In his short story, Pierre Menard, Author of the Quixote (1939), Jorge Luis Borges discusses the reproduction of a seminal text far removed from the historical and social context of the original. Menard, the titular character, channels his own experience to precisely rewrite chapters of Cervantes’ Don Quixote without directly copying the text. Of course, the Quixote as written by an early twentieth century Frenchmen carries far different meanings and connotations than the Quixote as written by a 16th century Spaniard, and to Borges, Menard’s conceptual project invites a new manner of reading:
"Menard has (perhaps unwittingly) enriched the slow and rudimentary art of reading by means of a new technique – the technique of deliberate anachronism and fallacious attribution. This technique fills the calmest books with adventure. Attributing Imitatio Christi to Louis Ferdinand Céline or James Joyce – is that not sufficient renovation of those faint spiritual admonitions?"

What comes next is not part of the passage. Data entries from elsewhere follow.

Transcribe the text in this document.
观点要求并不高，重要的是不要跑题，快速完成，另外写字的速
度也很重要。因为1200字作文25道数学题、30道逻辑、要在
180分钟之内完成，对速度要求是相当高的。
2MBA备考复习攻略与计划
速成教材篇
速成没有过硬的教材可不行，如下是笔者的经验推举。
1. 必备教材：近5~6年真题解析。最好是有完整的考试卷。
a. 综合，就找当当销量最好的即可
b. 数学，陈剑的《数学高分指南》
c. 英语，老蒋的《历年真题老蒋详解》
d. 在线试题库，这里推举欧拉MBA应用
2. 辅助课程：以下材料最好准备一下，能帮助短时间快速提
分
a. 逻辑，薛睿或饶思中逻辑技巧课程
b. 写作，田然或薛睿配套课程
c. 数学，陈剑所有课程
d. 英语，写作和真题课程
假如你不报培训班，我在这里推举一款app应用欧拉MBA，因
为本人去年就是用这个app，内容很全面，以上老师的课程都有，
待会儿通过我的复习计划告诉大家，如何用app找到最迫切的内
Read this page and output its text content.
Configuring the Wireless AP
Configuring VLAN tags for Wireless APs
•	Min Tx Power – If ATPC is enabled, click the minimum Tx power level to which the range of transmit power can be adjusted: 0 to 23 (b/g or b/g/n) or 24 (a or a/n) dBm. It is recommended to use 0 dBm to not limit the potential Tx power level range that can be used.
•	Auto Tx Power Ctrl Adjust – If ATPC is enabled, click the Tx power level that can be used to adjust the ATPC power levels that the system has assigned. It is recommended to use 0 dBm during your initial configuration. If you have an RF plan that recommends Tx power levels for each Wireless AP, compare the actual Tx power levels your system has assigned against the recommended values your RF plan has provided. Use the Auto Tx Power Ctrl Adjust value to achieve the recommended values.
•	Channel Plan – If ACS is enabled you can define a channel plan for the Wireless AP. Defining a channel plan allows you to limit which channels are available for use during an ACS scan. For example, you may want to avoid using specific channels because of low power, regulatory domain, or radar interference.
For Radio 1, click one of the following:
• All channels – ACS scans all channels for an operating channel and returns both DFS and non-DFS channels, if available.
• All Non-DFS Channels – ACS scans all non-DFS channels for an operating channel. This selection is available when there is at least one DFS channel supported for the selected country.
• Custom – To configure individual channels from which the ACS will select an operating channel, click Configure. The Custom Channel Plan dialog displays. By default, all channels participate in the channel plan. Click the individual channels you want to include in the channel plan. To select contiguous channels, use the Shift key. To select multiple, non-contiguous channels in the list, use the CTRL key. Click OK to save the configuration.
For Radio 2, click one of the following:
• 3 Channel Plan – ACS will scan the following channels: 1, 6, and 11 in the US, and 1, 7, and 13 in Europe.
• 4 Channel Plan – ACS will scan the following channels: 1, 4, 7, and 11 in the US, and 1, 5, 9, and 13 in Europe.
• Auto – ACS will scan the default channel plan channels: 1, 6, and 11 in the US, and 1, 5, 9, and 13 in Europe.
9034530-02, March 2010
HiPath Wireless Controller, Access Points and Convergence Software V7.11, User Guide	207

Discursive questions surrounding authorship and context lie at the root of Menard; the same have been contemplated throughout the history of art. As in literature, time is all important: contemporary art exists in a Heraclitean swirl of discussion and context that is constantly in flux.
"Every artist works relentlessly to shed the irresistible references of their idols, some more than others, but those influences never truly go away. They are ghosts that forever haunt the artist and without constant exorcisms they become too seductive to ignore, usually grabbing hold every once-in-a-while for a Faustian pas de deux - a bargain that is a simple one; material pleasures over spiritual ones, resulting in a derivative, didactic conduit instead of an original, abstract belief system. But maybe originality is overrated or a flat out myth..." (Jay Heikes)
With references to Giotto, Michelangelo, Morandi, and Paul Thek, among others, the featured artists in Dreamsong’s summer group show explore what it means to appropriate another artist’s work, either directly or slyly, wholesale or in part, and how distinctions between homage, facsimile, commentary, subversion, and criticism bend and shift, allowing the past to be ceaselessly reread in the present.